P.S. It is “late” in that types are selected at runtime rather than compile time; even though we do it early during startup.

Cyclomatic Complexity

“Cyclomatic Complexity” (or CYC) is a fancy term referring to how many forking paths exist in the execution behavior of a program.

As the CYC of a given program or module increases, it becomes more complex and harder to reason about. The higher CYC of a given unit, the more tests are required to cover all of the supported cases of that unit

Worse, these conditions can appear nested within each other. This creates a compounding complexity where it takes a multi-dimensional matrix to fully express all the various modalities of the code.

To Log or Not To Log

In the above logging example, instead of having a single logging class that concerned itself not only with logging — but whether it should log, where it should log and so on — we opted to implement each case as a separate class, all implementing the same interface.

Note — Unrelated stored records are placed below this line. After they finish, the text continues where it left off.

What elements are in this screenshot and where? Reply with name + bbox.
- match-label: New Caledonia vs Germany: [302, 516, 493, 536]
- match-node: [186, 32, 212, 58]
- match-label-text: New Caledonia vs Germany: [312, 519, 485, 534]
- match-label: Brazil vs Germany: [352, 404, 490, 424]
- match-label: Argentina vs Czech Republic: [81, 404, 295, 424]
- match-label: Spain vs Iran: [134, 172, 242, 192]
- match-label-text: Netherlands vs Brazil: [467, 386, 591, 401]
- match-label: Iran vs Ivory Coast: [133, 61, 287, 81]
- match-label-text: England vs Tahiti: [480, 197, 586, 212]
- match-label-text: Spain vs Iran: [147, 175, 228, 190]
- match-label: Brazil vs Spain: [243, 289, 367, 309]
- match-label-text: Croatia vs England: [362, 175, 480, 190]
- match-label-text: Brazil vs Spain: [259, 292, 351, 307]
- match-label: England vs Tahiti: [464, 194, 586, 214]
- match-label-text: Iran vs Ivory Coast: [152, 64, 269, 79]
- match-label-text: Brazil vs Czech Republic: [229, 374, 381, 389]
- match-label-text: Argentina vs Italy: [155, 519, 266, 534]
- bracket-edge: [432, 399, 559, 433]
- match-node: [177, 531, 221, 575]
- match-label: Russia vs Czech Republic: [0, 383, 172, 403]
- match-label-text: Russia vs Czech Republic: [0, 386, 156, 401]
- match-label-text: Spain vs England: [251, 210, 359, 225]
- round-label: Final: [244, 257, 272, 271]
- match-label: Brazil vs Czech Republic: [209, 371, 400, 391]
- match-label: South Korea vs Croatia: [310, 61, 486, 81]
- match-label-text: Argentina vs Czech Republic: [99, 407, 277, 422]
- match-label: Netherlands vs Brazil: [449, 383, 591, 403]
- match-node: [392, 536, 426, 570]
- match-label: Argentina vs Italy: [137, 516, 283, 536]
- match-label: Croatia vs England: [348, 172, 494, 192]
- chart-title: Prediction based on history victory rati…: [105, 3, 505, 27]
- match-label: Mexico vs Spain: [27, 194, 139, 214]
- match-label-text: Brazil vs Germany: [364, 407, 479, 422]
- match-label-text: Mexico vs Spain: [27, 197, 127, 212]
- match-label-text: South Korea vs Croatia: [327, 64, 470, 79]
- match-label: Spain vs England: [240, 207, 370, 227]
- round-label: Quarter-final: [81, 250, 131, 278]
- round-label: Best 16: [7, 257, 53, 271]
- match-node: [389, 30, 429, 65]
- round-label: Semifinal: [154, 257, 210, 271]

This allows us to attack some of the cyclomatic complexity within our programs.

Instead of having these choices spread throughout our program, intermingling with our business and domain logic — we make them up front.

It’s true that this technically does not reduce the cyclomatic complexity of our programs as a whole. We are still making these choices, after all, just in a different place. However it does indeed reduce the CYC of the modules containing our business logic. And the separation of concerns between business concerns and program composition concerns results in better expressivity for both.

Extrapolating from logging to the wide variety of concerns in production programs, you may start to imagine how wide-spread expressivity may be possible.